Condemnation of the fundamentalist ideologies of the Taliban and the Islamic State (ISIS) will contribute greatly to equality and freedom throughout the world, the Turkey-based Women’s Platform for Equality (EŞİK) said in a letter to the United Nations, calling for an end to what they called the Taliban’s gender apartheid regime on the anniversary of the Taliban takeover of Afghanistan in 2021.
When the Taliban first took control of the country with the withdrawal of US troops in August 2021, they attempted to garner international support, EŞİK said, by pretending to backtrack on their severe policies regarding women’s rights. “But they forgot their promises within the month, turning the country back into a prison for women and girls.”

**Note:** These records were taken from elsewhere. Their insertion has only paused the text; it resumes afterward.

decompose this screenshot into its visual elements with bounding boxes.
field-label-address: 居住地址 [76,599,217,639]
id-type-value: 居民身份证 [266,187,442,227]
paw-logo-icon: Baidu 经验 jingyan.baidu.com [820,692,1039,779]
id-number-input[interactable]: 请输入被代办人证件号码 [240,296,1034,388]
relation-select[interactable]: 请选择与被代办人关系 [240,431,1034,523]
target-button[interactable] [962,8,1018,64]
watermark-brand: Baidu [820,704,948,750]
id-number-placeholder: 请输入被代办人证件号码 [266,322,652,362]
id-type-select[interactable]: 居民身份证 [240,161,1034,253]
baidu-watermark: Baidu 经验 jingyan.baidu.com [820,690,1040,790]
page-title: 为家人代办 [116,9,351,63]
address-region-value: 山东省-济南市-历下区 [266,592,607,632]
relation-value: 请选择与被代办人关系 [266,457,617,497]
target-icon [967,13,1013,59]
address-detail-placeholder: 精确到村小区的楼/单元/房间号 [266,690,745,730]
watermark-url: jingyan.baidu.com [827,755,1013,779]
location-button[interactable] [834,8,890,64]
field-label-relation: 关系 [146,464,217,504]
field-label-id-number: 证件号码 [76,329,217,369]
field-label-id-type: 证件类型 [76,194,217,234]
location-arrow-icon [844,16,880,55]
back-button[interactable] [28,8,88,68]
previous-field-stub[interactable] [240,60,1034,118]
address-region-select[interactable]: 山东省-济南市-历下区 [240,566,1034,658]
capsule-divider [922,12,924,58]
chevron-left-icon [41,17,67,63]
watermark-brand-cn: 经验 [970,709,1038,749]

The Taliban has “banned virtually any breathing room at all” for women and girls in Afghanistan, they said.
EŞİK called for support for an international campaign as outlined in Karima Bennoune’s report entitled ‘The International Obligation to Counter Gender Apartheid in Afghanistan’, and called for international action to end the “special war against women” in the country, as well as an end to direct and indirect support for the Taliban regime.
The platform, made up of a diverse range of women’s movements, also demanded further inclusion of views by women’s rights defenders in Afghanistan as well as Afghan women in the diaspora.
“As women from Turkey, we salute the resistance of women from Afghanistan, and reiterate that we will never give up on our right to live free of violence in a secular and democratic country,” EŞİK said.
The Taliban’s restrictions on women and girls include the prohibition of work and education, the removal of all legal mechanisms to protect women against domestic violence, the mandatory covering of women’s bodies and faces, and bans on travel, exercise and driving, among other things.
“We know the misogyny experienced in Afghanistan and in many countries in our immediate vicinity as well as throughout the world will be ended by the united fight by women everywhere,” EŞİK said.